Mao Xiaoqing [china-maoxie.com]
Mao Xiaoqing, 66, daughter of a younger cousin of Chairman Mao Zedong, has seen success with her businesses in multiple areas and is the first person to do so in the Mao family, particularly without using her personal link with the great statesman.
Mao left her home city of Shaoshan in central China's Hunan Province and moved to Beijing in 1996. She resigned from her position at a local government-run hotel and decided to join the rising trend of the "Mao Dishes," food usually eaten by Chairman Mao and some of his hometown specialties.
With money borrowed from relatives, she started a restaurant downtown in the capital the same year.
"To run the restaurant, it all depended on my own strength," she claimed in a 2012 interview.
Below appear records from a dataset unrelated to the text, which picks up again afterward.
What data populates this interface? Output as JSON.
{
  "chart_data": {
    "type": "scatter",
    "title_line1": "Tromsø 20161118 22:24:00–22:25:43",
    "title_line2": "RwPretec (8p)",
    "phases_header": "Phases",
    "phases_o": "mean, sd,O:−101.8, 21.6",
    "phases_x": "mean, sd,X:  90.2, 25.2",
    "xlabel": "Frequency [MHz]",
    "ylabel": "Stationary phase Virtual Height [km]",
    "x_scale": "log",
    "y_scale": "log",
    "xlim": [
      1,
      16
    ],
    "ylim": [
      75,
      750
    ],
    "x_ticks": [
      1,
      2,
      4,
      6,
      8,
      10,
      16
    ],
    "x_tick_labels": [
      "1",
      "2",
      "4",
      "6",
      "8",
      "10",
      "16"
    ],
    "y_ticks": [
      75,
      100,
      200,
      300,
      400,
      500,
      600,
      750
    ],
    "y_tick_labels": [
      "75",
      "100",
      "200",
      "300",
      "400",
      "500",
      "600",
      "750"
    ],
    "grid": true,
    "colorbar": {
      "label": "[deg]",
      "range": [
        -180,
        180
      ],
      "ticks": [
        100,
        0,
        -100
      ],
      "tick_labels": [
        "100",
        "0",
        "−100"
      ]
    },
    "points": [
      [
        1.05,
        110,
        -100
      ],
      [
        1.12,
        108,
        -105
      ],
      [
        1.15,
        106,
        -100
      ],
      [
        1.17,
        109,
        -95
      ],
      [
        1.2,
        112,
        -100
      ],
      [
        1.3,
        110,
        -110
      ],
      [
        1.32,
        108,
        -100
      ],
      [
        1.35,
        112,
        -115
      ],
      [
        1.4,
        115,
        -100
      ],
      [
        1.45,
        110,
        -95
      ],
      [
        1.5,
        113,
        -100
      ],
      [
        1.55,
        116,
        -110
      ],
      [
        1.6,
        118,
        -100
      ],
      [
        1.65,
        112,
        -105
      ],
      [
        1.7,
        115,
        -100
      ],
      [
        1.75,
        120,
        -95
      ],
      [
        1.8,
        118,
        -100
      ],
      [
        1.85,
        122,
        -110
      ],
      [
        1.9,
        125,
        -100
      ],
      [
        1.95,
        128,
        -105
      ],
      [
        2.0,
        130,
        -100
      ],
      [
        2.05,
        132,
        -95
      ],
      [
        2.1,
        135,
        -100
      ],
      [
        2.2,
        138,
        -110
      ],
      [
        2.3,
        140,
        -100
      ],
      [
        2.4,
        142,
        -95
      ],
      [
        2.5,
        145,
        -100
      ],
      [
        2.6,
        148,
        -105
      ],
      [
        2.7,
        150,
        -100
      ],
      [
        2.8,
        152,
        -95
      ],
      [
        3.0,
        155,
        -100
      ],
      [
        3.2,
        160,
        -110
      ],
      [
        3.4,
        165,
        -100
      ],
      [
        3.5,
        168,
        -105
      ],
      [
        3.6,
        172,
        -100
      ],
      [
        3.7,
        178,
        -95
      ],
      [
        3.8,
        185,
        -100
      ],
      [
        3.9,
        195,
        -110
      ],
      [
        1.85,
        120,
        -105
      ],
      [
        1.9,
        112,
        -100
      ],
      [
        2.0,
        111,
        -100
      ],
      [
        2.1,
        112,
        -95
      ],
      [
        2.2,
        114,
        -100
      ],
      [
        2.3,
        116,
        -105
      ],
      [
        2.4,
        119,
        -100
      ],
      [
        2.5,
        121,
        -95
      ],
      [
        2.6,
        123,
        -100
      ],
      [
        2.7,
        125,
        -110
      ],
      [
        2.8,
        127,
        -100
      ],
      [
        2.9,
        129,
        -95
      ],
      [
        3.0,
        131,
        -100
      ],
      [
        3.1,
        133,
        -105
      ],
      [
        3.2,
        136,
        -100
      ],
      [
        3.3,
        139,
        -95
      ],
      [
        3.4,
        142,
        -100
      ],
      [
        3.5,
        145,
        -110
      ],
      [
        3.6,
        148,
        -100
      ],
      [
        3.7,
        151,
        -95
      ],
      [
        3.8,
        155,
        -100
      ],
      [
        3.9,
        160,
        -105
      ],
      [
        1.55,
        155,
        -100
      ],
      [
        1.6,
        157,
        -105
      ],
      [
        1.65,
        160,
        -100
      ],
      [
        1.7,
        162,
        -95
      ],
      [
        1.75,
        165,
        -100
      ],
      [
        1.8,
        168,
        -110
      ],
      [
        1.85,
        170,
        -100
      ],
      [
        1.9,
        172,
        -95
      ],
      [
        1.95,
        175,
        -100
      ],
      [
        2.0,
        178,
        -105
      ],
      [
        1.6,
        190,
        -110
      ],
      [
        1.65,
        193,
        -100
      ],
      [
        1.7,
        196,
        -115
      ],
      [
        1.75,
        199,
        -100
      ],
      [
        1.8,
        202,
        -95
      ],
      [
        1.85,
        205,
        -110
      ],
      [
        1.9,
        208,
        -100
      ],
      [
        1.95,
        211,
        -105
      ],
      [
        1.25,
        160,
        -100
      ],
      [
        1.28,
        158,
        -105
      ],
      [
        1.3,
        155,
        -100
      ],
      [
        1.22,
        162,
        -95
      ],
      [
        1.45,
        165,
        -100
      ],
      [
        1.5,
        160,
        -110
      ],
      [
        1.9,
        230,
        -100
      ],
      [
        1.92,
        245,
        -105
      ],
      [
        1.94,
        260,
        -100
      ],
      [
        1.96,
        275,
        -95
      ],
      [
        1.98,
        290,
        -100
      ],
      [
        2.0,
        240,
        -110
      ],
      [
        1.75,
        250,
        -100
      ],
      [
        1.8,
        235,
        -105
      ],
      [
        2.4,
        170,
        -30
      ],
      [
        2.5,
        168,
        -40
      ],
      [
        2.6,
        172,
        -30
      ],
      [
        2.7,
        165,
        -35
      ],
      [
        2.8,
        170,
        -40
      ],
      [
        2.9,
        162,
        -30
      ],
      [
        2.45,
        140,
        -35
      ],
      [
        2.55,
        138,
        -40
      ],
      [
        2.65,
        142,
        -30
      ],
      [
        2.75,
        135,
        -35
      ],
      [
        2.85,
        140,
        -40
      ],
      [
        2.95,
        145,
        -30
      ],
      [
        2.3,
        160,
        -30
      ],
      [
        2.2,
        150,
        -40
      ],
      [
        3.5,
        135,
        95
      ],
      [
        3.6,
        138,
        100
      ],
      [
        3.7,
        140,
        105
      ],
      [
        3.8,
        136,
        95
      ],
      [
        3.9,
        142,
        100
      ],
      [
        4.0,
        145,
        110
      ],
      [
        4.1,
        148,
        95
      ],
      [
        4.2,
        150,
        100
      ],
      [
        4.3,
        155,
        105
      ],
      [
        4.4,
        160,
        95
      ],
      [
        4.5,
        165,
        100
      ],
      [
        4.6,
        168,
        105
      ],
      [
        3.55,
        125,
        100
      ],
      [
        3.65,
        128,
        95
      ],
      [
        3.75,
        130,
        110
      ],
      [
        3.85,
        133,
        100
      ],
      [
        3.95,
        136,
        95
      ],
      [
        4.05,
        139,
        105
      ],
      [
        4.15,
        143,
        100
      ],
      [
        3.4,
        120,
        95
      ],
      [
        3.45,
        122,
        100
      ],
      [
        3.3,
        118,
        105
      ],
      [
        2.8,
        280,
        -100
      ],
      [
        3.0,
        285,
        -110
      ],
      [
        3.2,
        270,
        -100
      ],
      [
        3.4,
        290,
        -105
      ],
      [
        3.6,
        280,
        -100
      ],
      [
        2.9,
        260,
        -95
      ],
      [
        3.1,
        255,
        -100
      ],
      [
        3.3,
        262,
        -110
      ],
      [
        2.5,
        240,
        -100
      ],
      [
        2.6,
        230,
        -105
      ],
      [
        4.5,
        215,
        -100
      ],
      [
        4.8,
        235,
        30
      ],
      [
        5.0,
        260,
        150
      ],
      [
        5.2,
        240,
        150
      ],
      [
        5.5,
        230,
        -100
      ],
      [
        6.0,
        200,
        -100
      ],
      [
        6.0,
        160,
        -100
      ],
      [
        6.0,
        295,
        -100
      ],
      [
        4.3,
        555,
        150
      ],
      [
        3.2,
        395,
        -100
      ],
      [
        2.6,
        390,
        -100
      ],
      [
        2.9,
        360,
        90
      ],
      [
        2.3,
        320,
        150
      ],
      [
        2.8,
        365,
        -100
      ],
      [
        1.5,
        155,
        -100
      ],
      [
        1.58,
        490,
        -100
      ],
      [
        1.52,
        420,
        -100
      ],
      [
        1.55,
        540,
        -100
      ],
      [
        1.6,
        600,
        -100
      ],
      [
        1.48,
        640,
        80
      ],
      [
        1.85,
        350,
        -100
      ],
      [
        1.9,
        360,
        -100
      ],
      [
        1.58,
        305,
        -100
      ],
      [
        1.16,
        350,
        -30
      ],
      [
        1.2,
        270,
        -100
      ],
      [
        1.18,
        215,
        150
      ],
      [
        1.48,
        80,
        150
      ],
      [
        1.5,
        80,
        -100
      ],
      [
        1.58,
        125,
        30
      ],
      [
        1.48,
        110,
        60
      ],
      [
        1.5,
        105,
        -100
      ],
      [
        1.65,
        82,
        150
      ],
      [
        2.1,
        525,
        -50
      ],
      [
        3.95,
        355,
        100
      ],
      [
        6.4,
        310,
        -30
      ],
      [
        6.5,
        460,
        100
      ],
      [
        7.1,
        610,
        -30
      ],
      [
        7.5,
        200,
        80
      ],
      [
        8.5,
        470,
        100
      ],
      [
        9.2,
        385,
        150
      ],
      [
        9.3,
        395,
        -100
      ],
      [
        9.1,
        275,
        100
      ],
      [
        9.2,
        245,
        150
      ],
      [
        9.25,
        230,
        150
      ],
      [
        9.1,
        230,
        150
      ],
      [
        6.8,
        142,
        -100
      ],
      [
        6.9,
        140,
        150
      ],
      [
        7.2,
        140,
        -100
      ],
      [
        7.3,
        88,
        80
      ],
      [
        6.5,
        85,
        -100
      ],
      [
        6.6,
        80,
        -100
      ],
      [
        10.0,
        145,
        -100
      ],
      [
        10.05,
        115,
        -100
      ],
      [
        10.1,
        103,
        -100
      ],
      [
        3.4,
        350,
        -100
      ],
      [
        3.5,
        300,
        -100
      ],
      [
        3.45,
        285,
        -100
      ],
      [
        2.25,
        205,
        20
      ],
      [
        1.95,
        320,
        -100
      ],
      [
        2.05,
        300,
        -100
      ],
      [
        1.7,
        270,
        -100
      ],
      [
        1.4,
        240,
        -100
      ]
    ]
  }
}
Over the years, she went through multiple setbacks, from fraud and water and electricity cutoffs to malicious destruction of her property. Nevertheless, she never intended to settle the disputes by virtue of her connection to her late highest-ranking family member.
"As soon as you reveal your identity, who dares to cheat you then? Why would you always carry everything on your own shoulders?" questioned some of the seniors who had worked for Chairman Mao. Even they couldn't understand her firm stand.
"I'm not used to seeking help from others just because he is my uncle. I've never had such thinking," she noted.
While her family received aid from her uncle's royalties from 1949-60, as her father became visually impaired fighting in the war and was unable to make a living, the woman was often taught not to bother others with her own problems.
Whenever a conflict arose, she would resort to legal means, rather than make use of her special identity.
Apart from her catering business, Mao Xiaoqing also runs a cultural products company, while also holding positions at multiple institutions for promoting the literary legacy of the former state head and the country's revolutionary culture.
Moreover, the accomplished businesswoman has worked as a member of her native province's political advisory body. She has made multiple proposals concerning the benefits of various groups, such as equipping schools with beds for children to have midday rests, improving bank loan services for small and medium-sized enterprises and requiring government officials to disclose their assets.
Despite her tight schedule, Mao has also involved herself in charity and volunteer work. Recently she visited and brought gifts to disabled performers in a Beijing-based troupe.